Activer le mode zen
Ressource au format PDF

Archimède dans l'air

19/05/2025

Giorgio Häusermann

Professeur retraité de physique et de didactique de la physique - Membre de l'Association pour l'enseignement de la physique (Italie)

Delphine Chareyron

ENS de Lyon

Delphine Chareyron

ENS de Lyon

Résumé

Dans cet article, nous proposons de mettre en évidence la poussée d’Archimède dans l'air, à l'aide de la réaction chimique entre le vinaigre et le bicarbonate de sodium, pour retrouver la valeur de la masse volumique de l’air.


Introduction

La poussée d'Archimède est l'un des thèmes les plus abordés en science à l'école, de la maternelle jusqu'au lycée. La question de savoir pourquoi un paquebot flotte et un galet coule est typiquement utilisée pour introduire le sujet et engager la discussion puis proposer des expériences qui conduisent à étudier la force reçue par un corps immergé dans un fluide.

En approfondissant le sujet, l'étude est étendue au cas où le fluide est de l'air, des ballons remplis d'hélium sont donnés en exemple et dans les classes supérieures le problème typique de la montgolfière est abordé [1].

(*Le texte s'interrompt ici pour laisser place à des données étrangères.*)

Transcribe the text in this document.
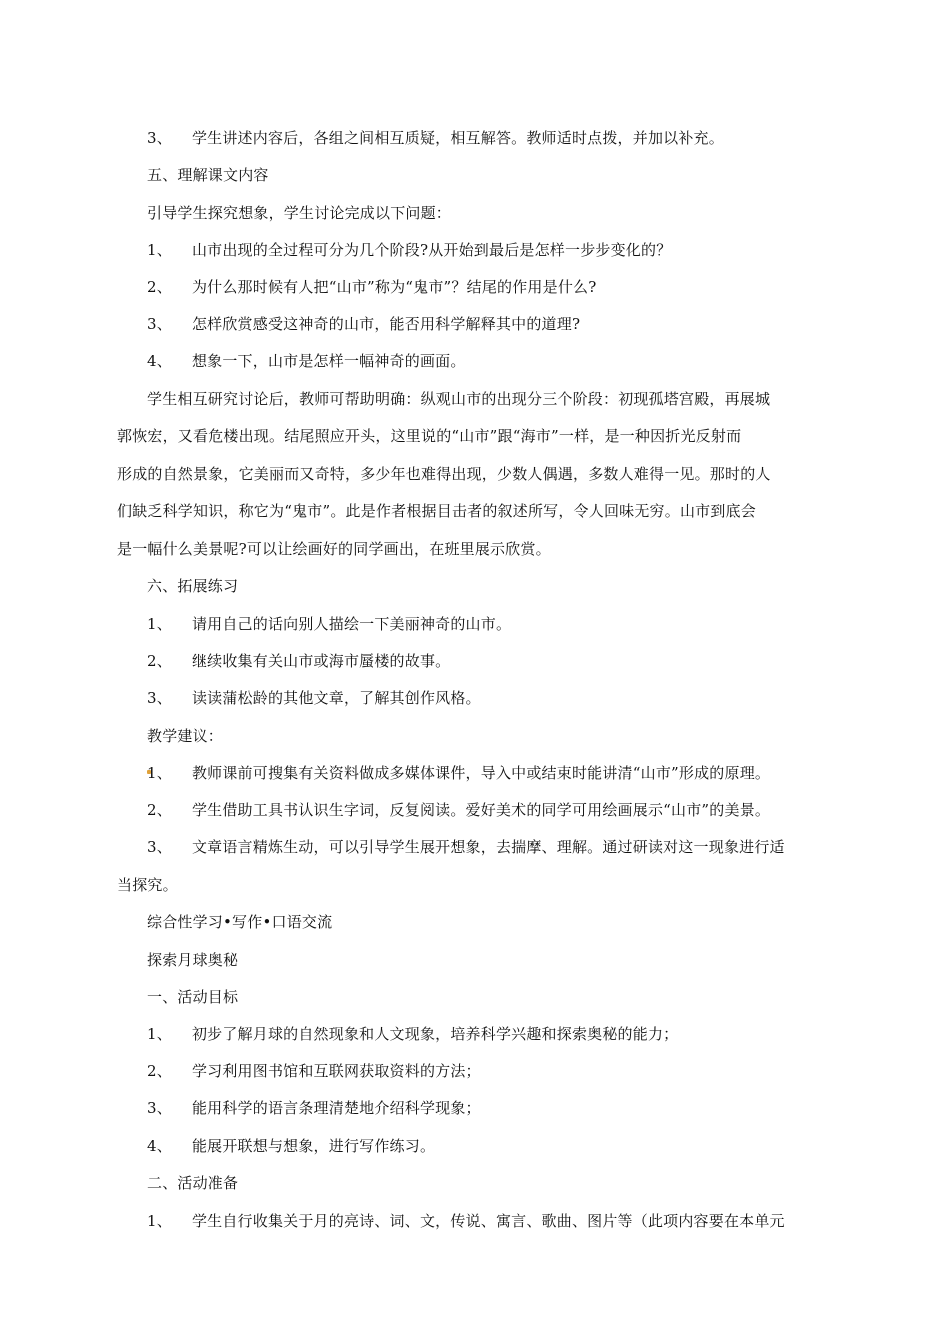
3、 学生讲述内容后，各组之间相互质疑，相互解答。教师适时点拨，并加以补充。
五、理解课文内容
引导学生探究想象，学生讨论完成以下问题：
1、 山市出现的全过程可分为几个阶段?从开始到最后是怎样一步步变化的？
2、 为什么那时候有人把“山市”称为“鬼市”？结尾的作用是什么?
3、 怎样欣赏感受这神奇的山市，能否用科学解释其中的道理?
4、 想象一下，山市是怎样一幅神奇的画面。
学生相互研究讨论后，教师可帮助明确：纵观山市的出现分三个阶段：初现孤塔宫殿，再展城
郭恢宏，又看危楼出现。结尾照应开头，这里说的“山市”跟“海市”一样，是一种因折光反射而
形成的自然景象，它美丽而又奇特，多少年也难得出现，少数人偶遇，多数人难得一见。那时的人
们缺乏科学知识，称它为“鬼市”。此是作者根据目击者的叙述所写，令人回味无穷。山市到底会
是一幅什么美景呢?可以让绘画好的同学画出，在班里展示欣赏。
六、拓展练习
1、 请用自己的话向别人描绘一下美丽神奇的山市。
2、 继续收集有关山市或海市蜃楼的故事。
3、 读读蒲松龄的其他文章，了解其创作风格。
教学建议：
1、 教师课前可搜集有关资料做成多媒体课件，导入中或结束时能讲清“山市”形成的原理。
2、 学生借助工具书认识生字词，反复阅读。爱好美术的同学可用绘画展示“山市”的美景。
3、 文章语言精炼生动，可以引导学生展开想象，去揣摩、理解。通过研读对这一现象进行适
当探究。
综合性学习•写作•口语交流
探索月球奥秘
一、活动目标
1、 初步了解月球的自然现象和人文现象，培养科学兴趣和探索奥秘的能力；
2、 学习利用图书馆和互联网获取资料的方法；
3、 能用科学的语言条理清楚地介绍科学现象；
4、 能展开联想与想象，进行写作练习。
二、活动准备
1、 学生自行收集关于月的亮诗、词、文，传说、寓言、歌曲、图片等（此项内容要在本单元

L'expérience, que nous proposons ici, vise à traiter le cas de la poussée d'Archimède à laquelle est soumis un ballon dans l'air et la possibilité, grâce à cette expérience, de remonter à la valeur de la masse volumique de l'air.

1. Présentation de l'expérience

Nous partons de l'expérience bien connue de la réaction entre le vinaigre et le bicarbonate de sodium. Les deux éléments seront placés à l'intérieur d'une bouteille fermée par un ballon de baudruche. La production de CO2 va provoquer le gonflage du ballon. En réalisant l'expérience, on observe que le poids exercé sur la balance diminue, à mesure que le ballon se gonfle, sous l'effet de la poussée d'Archimède.

Lors de cette réaction chimique, comme c'est bien connu depuis Lavoisier, la masse de l'ensemble ne change pas, mais son volume augmente.

En effet, la poussée d'Archimède sur le ballon correspond au poids d'un volume égal de fluide déplacé, en l'occurence ici, l'air. Ce résultat peut être démontré en considérant la somme des forces de pression appliquées sur l'objet.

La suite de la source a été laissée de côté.